The introduction is a detailed and sympathetic account of the author’s personal spiritual journey that led him to the writing of the book itself.  The rest of the book is an in depth discussion of the common themes behind many of the political, moral and ethical dilemmas facing our community today. It pokes holes in the simplistic standard ideologies of both the left and the right. Nonetheless, it shines forth as a virtual confession of the author’s conversion from one of those apathetic types to a virulent defender of freedom. It is a no-holds-barred indictment of the bury-your-head-in-the-sand, run-around-in-circles-in-dark-rooms, political apathy of many occult circles, as well as of the common political bias which claims that America and the “right-wing conspiracy” are the source of all evil and hardship in the world today. It instead points the finger at more insidious culprits, such as the United Nations, judicial activism, and the erosion of individual responsibility inherent in the creeping socialism and totalitarianism disguised as “democracy” coming soon to yet another nation or state near you. It draws essential parallels between the founding documents of the United States of America, such as the Declaration of Independence, the Constitution and the Bill of Rights, and the rights they were drafted to enshrine, and the spirit of Liber Oz, a more concise but no less thorough recitation of those same rights, inherent in each and every man and woman.  Juxtaposition of these “Charters of Liberty” with the analogous yet antithetical U.N. “Declaration of Human Rights,” reveals the undeniable antipathy between the God-given, inalienable nature of the rights recognized (though not created) by both our nation’s Founding Fathers and Aleister Crowley, and the transitory, revocable-at-will, “rights” (actually privileges) of food, education, and medicine (as well as freedom from nasty things like hate and war) fabricated by the latter documents. 
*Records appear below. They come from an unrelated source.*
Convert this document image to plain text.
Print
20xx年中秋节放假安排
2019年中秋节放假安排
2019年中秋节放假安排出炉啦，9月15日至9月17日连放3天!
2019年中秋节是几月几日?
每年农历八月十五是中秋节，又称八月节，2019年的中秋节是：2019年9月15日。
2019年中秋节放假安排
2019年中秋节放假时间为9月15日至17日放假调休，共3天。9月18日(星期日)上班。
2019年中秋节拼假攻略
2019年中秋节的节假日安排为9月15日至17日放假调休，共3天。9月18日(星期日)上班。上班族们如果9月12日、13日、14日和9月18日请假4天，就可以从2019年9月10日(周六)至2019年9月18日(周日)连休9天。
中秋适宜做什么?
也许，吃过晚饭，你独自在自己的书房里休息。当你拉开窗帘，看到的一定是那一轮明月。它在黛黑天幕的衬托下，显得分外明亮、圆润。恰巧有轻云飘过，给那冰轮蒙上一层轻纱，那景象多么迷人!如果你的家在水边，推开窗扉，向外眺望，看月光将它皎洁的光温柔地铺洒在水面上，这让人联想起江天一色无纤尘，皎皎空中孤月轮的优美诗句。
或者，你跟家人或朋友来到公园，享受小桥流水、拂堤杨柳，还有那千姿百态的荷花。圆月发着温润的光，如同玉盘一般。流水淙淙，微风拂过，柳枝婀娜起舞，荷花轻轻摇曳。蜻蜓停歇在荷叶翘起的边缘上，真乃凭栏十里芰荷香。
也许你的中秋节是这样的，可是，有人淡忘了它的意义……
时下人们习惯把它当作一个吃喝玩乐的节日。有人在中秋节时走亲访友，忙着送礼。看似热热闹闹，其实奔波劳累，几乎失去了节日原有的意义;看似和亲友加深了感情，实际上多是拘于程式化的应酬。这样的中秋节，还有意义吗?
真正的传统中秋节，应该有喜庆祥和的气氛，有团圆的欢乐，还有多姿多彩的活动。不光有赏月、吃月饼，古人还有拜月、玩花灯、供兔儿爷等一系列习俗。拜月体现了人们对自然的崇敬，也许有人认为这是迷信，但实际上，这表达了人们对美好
The author, James Wasserman, a lifetime NRA member, (and a 25 year veteran of O.T.O.) reminds us that the Second Amendment to the U.S. Constitution, and the Right to Keep and Bear Arms it protects, are co-equal with and complimentary to the First Amendment freedoms of the press, religion and speech it preserves the right to defend, if necessary, by force. The Slaves Shall Serve is a wake-up call to all those “slaves” who would glibly don the chains of security rather than take up the sword of liberty in their own defense. It is reminiscent of O.M.’s warning in the Introduction to the 1938 edition of Liber AL that, “Every new measure of the most democratic and autocratic governments is Communistic in essence,” and the complimentary observation that “Evolution makes its changes by anti-Socialistic ways.”  It is a book that helps prove the O.T.O. worthy of the announcement, included for the first time in over 50 years in the Centennial edition of Liber AL: “If you want FREEDOM, you must FIGHT. If you want to FIGHT, you must ORGANIZE. If you want to ORGANIZE, contact Ordo Templi Orientis.” If Mr. Wasserman can help but a few aspirants unto the Law of Thelema awaken to the nature of truth and justice, and take up the sword of liberty in its defense, this book will not have been written in vain. I recommend it to all true soldiers of liberty, all enemies of tyranny and superstition.